Cualquiera diría que el gran vuelco de la sociedad española actual es que un año se acostó monárquica y al siguiente se levantó republicana. O que, gobernada por la derecha, sin comerlo ni beberlo, de repente pasó a serlo por la izquierda. No, señor. Todas esas transformaciones parecen revolucionarias, pero son solo cosméticas, superficiales. Por debajo de ellas está la sustancia de los valores que se aprecian, el estilo vital que se desea o se imita. Lo mollar en España es un cambio más sutil que afecta a la política, las costumbres, el atuendo, el arte, la televisión, el cine, la literatura, la vida toda. Lo es siempre en la misma dirección, por lo que resulta coherente y asegura su triunfo.

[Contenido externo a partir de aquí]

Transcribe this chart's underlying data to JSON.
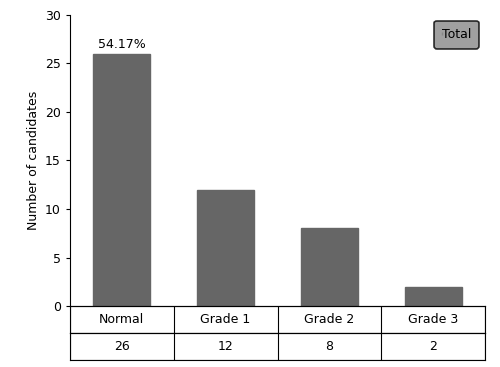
{
  "categories": [
    "Normal",
    "Grade 1",
    "Grade 2",
    "Grade 3"
  ],
  "values": [
    26,
    12,
    8,
    2
  ],
  "counts": [
    "26",
    "12",
    "8",
    "2"
  ],
  "bar_color": "#666666",
  "ylabel": "Number of candidates",
  "ylim": [
    0,
    30
  ],
  "yticks": [
    0,
    5,
    10,
    15,
    20,
    25,
    30
  ],
  "annotation_text": "54.17%",
  "annotation_bar_index": 0,
  "legend_label": "Total",
  "legend_box_color": "#888888",
  "background_color": "#ffffff"
}
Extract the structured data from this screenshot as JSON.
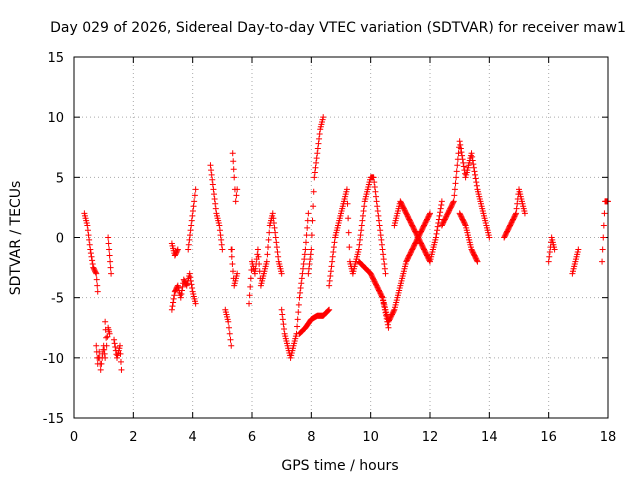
{
  "chart_data": {
    "type": "scatter",
    "title": "Day 029 of 2026, Sidereal Day-to-day VTEC variation (SDTVAR) for receiver maw1",
    "xlabel": "GPS time / hours",
    "ylabel": "SDTVAR / TECUs",
    "xlim": [
      0,
      18
    ],
    "ylim": [
      -15,
      15
    ],
    "xticks": [
      0,
      2,
      4,
      6,
      8,
      10,
      12,
      14,
      16,
      18
    ],
    "yticks": [
      -15,
      -10,
      -5,
      0,
      5,
      10,
      15
    ],
    "grid": true,
    "marker": "+",
    "series": [
      {
        "name": "SDTVAR",
        "color": "#ff0000",
        "segments": [
          {
            "x": [
              0.35,
              0.45,
              0.55,
              0.65,
              0.75,
              0.8
            ],
            "y": [
              2,
              1,
              -1,
              -2.5,
              -3,
              -4.5
            ]
          },
          {
            "x": [
              0.75,
              0.8,
              0.85,
              0.9,
              0.95,
              1.0,
              1.05
            ],
            "y": [
              -9,
              -10.5,
              -9.5,
              -11,
              -10,
              -9,
              -10
            ]
          },
          {
            "x": [
              1.05,
              1.1,
              1.15,
              1.2
            ],
            "y": [
              -7,
              -9,
              -7.5,
              -8
            ]
          },
          {
            "x": [
              1.15,
              1.2,
              1.25
            ],
            "y": [
              0,
              -1.5,
              -3
            ]
          },
          {
            "x": [
              1.35,
              1.45,
              1.55,
              1.6
            ],
            "y": [
              -8.5,
              -10,
              -9,
              -11
            ]
          },
          {
            "x": [
              3.3,
              3.4,
              3.5,
              3.6,
              3.7,
              3.8,
              3.9,
              4.0,
              4.1
            ],
            "y": [
              -6,
              -4.5,
              -4,
              -5,
              -3.5,
              -4,
              -3,
              -4.5,
              -5.5
            ]
          },
          {
            "x": [
              3.3,
              3.4,
              3.5
            ],
            "y": [
              -0.5,
              -1.5,
              -1
            ]
          },
          {
            "x": [
              3.85,
              3.95,
              4.05,
              4.1
            ],
            "y": [
              -1,
              1,
              3,
              4
            ]
          },
          {
            "x": [
              4.6,
              4.7,
              4.8,
              4.9,
              5.0
            ],
            "y": [
              6,
              4,
              2,
              1,
              -1
            ]
          },
          {
            "x": [
              5.1,
              5.2,
              5.25,
              5.3,
              5.35,
              5.4,
              5.45,
              5.5
            ],
            "y": [
              -6,
              -7,
              -8,
              -9,
              7,
              5,
              3,
              4
            ]
          },
          {
            "x": [
              5.3,
              5.4,
              5.5
            ],
            "y": [
              -1,
              -4,
              -3
            ]
          },
          {
            "x": [
              5.9,
              6.0,
              6.1,
              6.2,
              6.3,
              6.4,
              6.5,
              6.6,
              6.7,
              6.8,
              6.9,
              7.0
            ],
            "y": [
              -5.5,
              -2,
              -3,
              -1,
              -4,
              -3,
              -2,
              1,
              2,
              0,
              -2,
              -3
            ]
          },
          {
            "x": [
              7.0,
              7.1,
              7.2,
              7.3,
              7.4,
              7.5,
              7.6,
              7.7,
              7.8,
              7.9
            ],
            "y": [
              -6,
              -8,
              -9,
              -10,
              -9,
              -8,
              -5,
              -3,
              -1,
              2
            ]
          },
          {
            "x": [
              7.6,
              7.8,
              8.0,
              8.2,
              8.4,
              8.6
            ],
            "y": [
              -8,
              -7.5,
              -6.8,
              -6.5,
              -6.5,
              -6
            ]
          },
          {
            "x": [
              7.9,
              8.0,
              8.1,
              8.2,
              8.3,
              8.4
            ],
            "y": [
              -3,
              -1,
              5,
              7,
              9,
              10
            ]
          },
          {
            "x": [
              8.6,
              8.7,
              8.8,
              8.9,
              9.0,
              9.1,
              9.2,
              9.3,
              9.4,
              9.5
            ],
            "y": [
              -4,
              -2,
              0,
              1,
              2,
              3,
              4,
              -2,
              -3,
              -2
            ]
          },
          {
            "x": [
              9.5,
              9.6,
              9.7,
              9.8,
              9.9,
              10.0,
              10.1,
              10.2,
              10.3,
              10.4,
              10.5
            ],
            "y": [
              -2,
              -1,
              1,
              3,
              4,
              5,
              5,
              3,
              1,
              -1,
              -3
            ]
          },
          {
            "x": [
              9.6,
              9.8,
              10.0,
              10.2,
              10.4,
              10.6
            ],
            "y": [
              -2,
              -2.5,
              -3,
              -4,
              -5,
              -7.5
            ]
          },
          {
            "x": [
              10.4,
              10.6,
              10.8,
              11.0,
              11.2,
              11.4,
              11.6,
              11.8,
              12.0
            ],
            "y": [
              -5,
              -7,
              -6,
              -4,
              -2,
              -1,
              0,
              1,
              2
            ]
          },
          {
            "x": [
              10.8,
              11.0,
              11.2,
              11.4,
              11.6,
              11.8,
              12.0,
              12.2,
              12.4
            ],
            "y": [
              1,
              3,
              2,
              1,
              0,
              -1,
              -2,
              0,
              3
            ]
          },
          {
            "x": [
              12.4,
              12.6,
              12.8,
              13.0,
              13.2,
              13.4,
              13.6,
              13.8,
              14.0
            ],
            "y": [
              1,
              2,
              3,
              8,
              5,
              7,
              4,
              2,
              0
            ]
          },
          {
            "x": [
              13.0,
              13.2,
              13.4,
              13.6
            ],
            "y": [
              2,
              1,
              -1,
              -2
            ]
          },
          {
            "x": [
              14.5,
              14.7,
              14.9,
              15.0,
              15.1,
              15.2
            ],
            "y": [
              0,
              1,
              2,
              4,
              3,
              2
            ]
          },
          {
            "x": [
              16.0,
              16.1,
              16.2
            ],
            "y": [
              -2,
              0,
              -1
            ]
          },
          {
            "x": [
              16.8,
              16.9,
              17.0
            ],
            "y": [
              -3,
              -2,
              -1
            ]
          },
          {
            "x": [
              17.8,
              17.9,
              18.0
            ],
            "y": [
              -2,
              3,
              3
            ]
          }
        ]
      }
    ]
  }
}
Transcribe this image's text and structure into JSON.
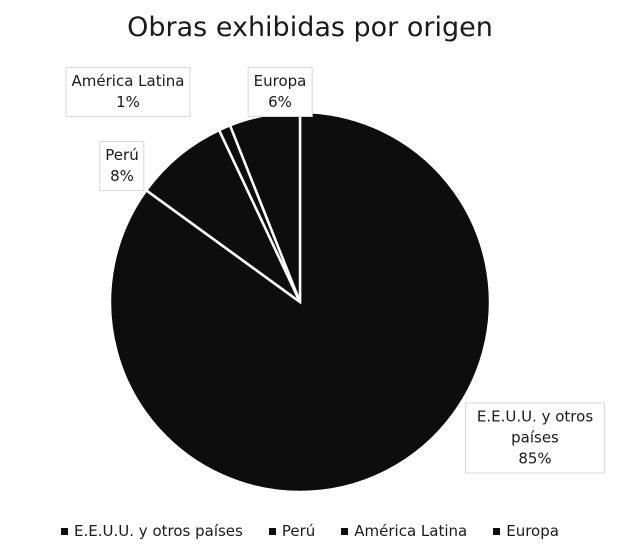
{
  "chart_data": {
    "type": "pie",
    "title": "Obras exhibidas por origen",
    "categories": [
      "E.E.U.U. y otros países",
      "Perú",
      "América Latina",
      "Europa"
    ],
    "values": [
      85,
      8,
      1,
      6
    ],
    "value_labels": [
      "85%",
      "8%",
      "1%",
      "6%"
    ],
    "color": "#0d0d0d",
    "legend": "bottom"
  }
}
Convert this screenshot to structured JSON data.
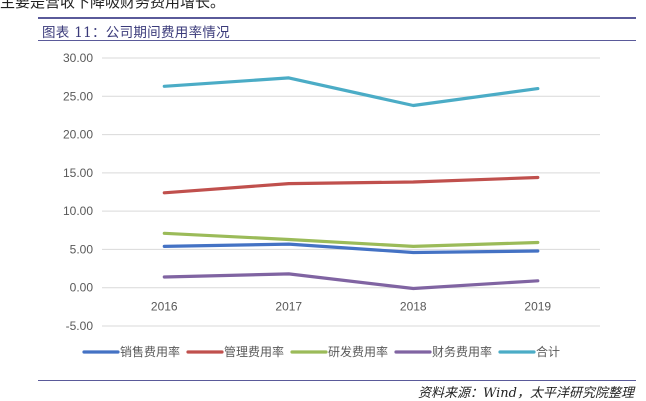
{
  "page": {
    "top_fragment": "主要是营收下降吸财务费用增长。",
    "source": "资料来源：Wind，太平洋研究院整理"
  },
  "chart_data": {
    "type": "line",
    "title": "图表 11：公司期间费用率情况",
    "categories": [
      "2016",
      "2017",
      "2018",
      "2019"
    ],
    "y_ticks": [
      "30.00",
      "25.00",
      "20.00",
      "15.00",
      "10.00",
      "5.00",
      "0.00",
      "-5.00"
    ],
    "ylim": [
      -5,
      30
    ],
    "grid": true,
    "legend_position": "bottom",
    "series": [
      {
        "name": "销售费用率",
        "color": "#4472c4",
        "values": [
          5.4,
          5.7,
          4.6,
          4.8
        ]
      },
      {
        "name": "管理费用率",
        "color": "#c0504d",
        "values": [
          12.4,
          13.6,
          13.8,
          14.4
        ]
      },
      {
        "name": "研发费用率",
        "color": "#9bbb59",
        "values": [
          7.1,
          6.3,
          5.4,
          5.9
        ]
      },
      {
        "name": "财务费用率",
        "color": "#8064a2",
        "values": [
          1.4,
          1.8,
          -0.1,
          0.9
        ]
      },
      {
        "name": "合计",
        "color": "#4bacc6",
        "values": [
          26.3,
          27.4,
          23.8,
          26.0
        ]
      }
    ]
  }
}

En síntesis, nos encontramos ante la apoteosis del mal gusto en todos los campos, en lo ético y lo estético, en lo público y privado, en lo individual y colectivo.
Se impone ahora en España la preponderancia de la chabacanería, el auge de lo soez, la apología de la necedad, el triunfo de la ramplonería. Sobran los ejemplos. Basta asomarse a las páginas de los periódicos, a las pantallas de la tele. Reina el embeleso de la vulgaridad, la invasión de la mezquindad, la glorificación de lo sórdido, la exaltación de lo estúpido, el aplauso de la simpleza. Se acepta como valioso o encomiable la admiración por el estilo macarra en la forma de hablar, vestirse, peinarse y adornarse. Se admite la superioridad del tatuaje o del pirsin, la irrupción de la ropa deportiva en todas las ocasiones. La forma de escritura más propia de nuestra época es el garabato de los grafitis.
Asistimos al auge de los nuevos hombres públicos (y mujeres, con perdón), salidos de la mediocridad, disfrazados de mendigos ricos, que viven a cuerpo de rey a costa de los contribuyentes. Son la auténtica casta.
La degradación de las formas de vida es más visible en los colectivos de izquierda o de los separatistas. No son solo rasgos de los seguidores de esos movimientos sino de sus cabecillas. Han perdido la gracia de saber estar, si es que alguna vez la tuvieron.
Nos encontramos ante una alteración polar de valores. La ociosidad prima sobre el trabajo, la desfachatez sobre la mesura, el despilfarro sobre la austeridad (especialmente con el dinero público), la desgana sobre el esfuerzo (excepto en el deporte). Se premia la insolencia, se aplaude la intolerancia, se presume de vagancia y de extravagancia. Los partidos políticos y colectivos anexos que expresan los nuevos valores son los que suben elección tras elección. Nos gobernarán. Ya lo hacen en algunas grandes ciudades.